The pandemic-led suspension of new insolvency cases had provided the NCLTs a golden opportunity to improve efficiency by moving hearings online, digitising applications, submissions, orders, etc. during the pandemic, but unfortunately that didn’t happen, says Nikhil Shah, managing director at Alvarez & Marsal. NCLTs have been functioning at around 20-30% capacity. The size of the backlog of pending admission cases is already huge, he adds.

The largest delay is occurring from the promoter or the corporate debtor challenging the admission of an insolvency application. Applications can be admitted after a default is established and the corporate debtor is given a short hearing.
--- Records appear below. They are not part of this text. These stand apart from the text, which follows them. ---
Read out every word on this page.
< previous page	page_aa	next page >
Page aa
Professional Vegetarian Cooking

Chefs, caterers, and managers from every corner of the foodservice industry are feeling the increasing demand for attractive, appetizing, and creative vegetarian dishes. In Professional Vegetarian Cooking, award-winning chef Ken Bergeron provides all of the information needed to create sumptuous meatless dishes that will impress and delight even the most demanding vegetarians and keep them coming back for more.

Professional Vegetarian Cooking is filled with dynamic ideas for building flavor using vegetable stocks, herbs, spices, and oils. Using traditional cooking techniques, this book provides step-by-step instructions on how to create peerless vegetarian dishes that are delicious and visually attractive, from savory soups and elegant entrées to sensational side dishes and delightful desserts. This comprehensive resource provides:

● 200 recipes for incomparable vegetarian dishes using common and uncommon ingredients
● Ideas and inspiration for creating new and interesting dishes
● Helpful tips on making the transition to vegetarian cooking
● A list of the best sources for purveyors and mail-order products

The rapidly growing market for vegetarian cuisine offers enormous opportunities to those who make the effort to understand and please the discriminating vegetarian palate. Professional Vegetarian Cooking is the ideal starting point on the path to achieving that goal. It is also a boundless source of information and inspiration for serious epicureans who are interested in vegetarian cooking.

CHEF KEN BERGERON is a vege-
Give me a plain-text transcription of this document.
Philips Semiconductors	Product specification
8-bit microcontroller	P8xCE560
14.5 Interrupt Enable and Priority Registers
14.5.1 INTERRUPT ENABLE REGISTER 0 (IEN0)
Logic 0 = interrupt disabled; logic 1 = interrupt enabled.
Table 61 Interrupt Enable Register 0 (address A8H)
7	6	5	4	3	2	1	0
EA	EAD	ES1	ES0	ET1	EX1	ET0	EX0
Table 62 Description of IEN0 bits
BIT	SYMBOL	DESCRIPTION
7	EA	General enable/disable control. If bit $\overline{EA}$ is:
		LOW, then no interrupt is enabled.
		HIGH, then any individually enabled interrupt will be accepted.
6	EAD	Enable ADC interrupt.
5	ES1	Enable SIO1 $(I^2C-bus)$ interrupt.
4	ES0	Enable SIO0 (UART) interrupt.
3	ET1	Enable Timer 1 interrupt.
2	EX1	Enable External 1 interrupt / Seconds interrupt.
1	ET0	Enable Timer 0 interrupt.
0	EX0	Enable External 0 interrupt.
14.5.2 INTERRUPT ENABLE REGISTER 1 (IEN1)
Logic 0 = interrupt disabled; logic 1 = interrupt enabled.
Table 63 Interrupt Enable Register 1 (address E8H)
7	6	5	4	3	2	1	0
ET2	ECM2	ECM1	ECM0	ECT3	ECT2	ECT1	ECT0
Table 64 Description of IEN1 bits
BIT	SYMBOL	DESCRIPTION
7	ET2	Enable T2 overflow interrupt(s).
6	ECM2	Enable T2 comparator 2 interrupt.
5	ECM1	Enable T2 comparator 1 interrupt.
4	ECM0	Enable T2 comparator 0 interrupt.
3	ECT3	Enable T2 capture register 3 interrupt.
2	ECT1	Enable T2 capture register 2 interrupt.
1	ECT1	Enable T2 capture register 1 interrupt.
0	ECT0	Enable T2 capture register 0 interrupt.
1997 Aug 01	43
There is no reason to hear every other stakeholder.
Nikhil Shah, Managing Director, Alvarez & Marsal

Confirmation of the default can be easily provided by the information utility, NeSL, post which the case should be admitted immediately, Shah explains.

In the report, Rajeev Sinha, chief general manager at IDBI Bank, too emphasises the urgent need for time-bound admission of applications.

Considering that there is sufficient documentary evidence of default and acknowledgement of default by the corporate debtors, 14-day time for admission of case should be strictly adhered to. CIRP needs to be commenced immediately to transfer control to Committee of Creditors and to avoid asset stripping/siphoning.
Rajeev Sinha, Chief General Manager, IDBI Bank

Delay in admission isn’t the only problem. Resolution of admitted cases too has far exceeded the 270-day timeline under the Code.

Multiple litigations, administrative delays at NCLT and inconsistencies in judgments across benches have been some of the key driving forces for the slower resolution process, the report points out.

“The rate of filing of new cases has far exceeded the rate of closure of ongoing cases, resulting in nearly 75 percent of the 1,942 ongoing cases having aged more than 270 days.” – Alvarez & Marsal  

Add the appeals before the National Company Law Appellate Tribunal and the Supreme Court, the true time for the resolution increases sharply.

The average time of resolution for the sample 23 cases which escalated beyond the NCLT, aggregating financial creditors’ claim of Rs 1.02 lakh crore, increased from 445 days to 751 days.

IBC Delays: Commercial Implications

Alvarez & Marsal analysed recovery patterns for 246 cases where the resolution plan was approved by the adjudicating authority as of September 2020. Barring two cases of Essar Steel and Binani Cement, the highest recovery is seen in the resolution cases that have been closed within 300 days.

“As the resolution time increases, recovery percentages fall sharply to 15–25%. The average recovery observed for the resolved cases for financial creditors has been 41% as of September 2020.” – Alvarez & Marsal Report

The report also throws light on the financial performance of 10 resolved cases while the insolvency process was ongoing. These cases went on for more than 270 days and had claims by financial creditors exceeding Rs 2,000 crore each.

Comparison of average revenue over four trailing quarters before insolvency started to average revenue of all quarters during which the company was under IBC showed a revenue decline for most companies.

“Alok Industries – 64%; Orchid Pharma – 16%; Ruchi Soya – 17%; Uttam Value Steel – 23%. Only three companies showed revenue increases, namely, Bhushan Steel (22 %), Electrosteels Steel (55%) and Monnet Ispat (35%), largely driven by an increase in steel prices.”– Alvarez & Marsal Report

For an investor, the range of litigation outcomes in commercial matters has been large and unpredictable. ‘Systemic delays have exposed the investors to risks of exchange fluctuation, inflation, deterioration of cash flow, etc. Uncertainty and suboptimal value preservation due to the above factors make it difficult for investors to underwrite these investment cases,’ the report points out.

Sharing his views in the report, Ravi Chachra, executive chairman at Eight Capital Management, says unless the resolution time is reduced, investors will not be interested in bidding in NCLT but instead will prefer to use out-of-court restructuring.

Perhaps why, as Indranil Ghosh, managing director and and India Head of Cerberus Capital Management points out, pre-pack has become the prime ask by investors because it is essentially a one-time settlement with a whitewash on liabilities provided by NCLT.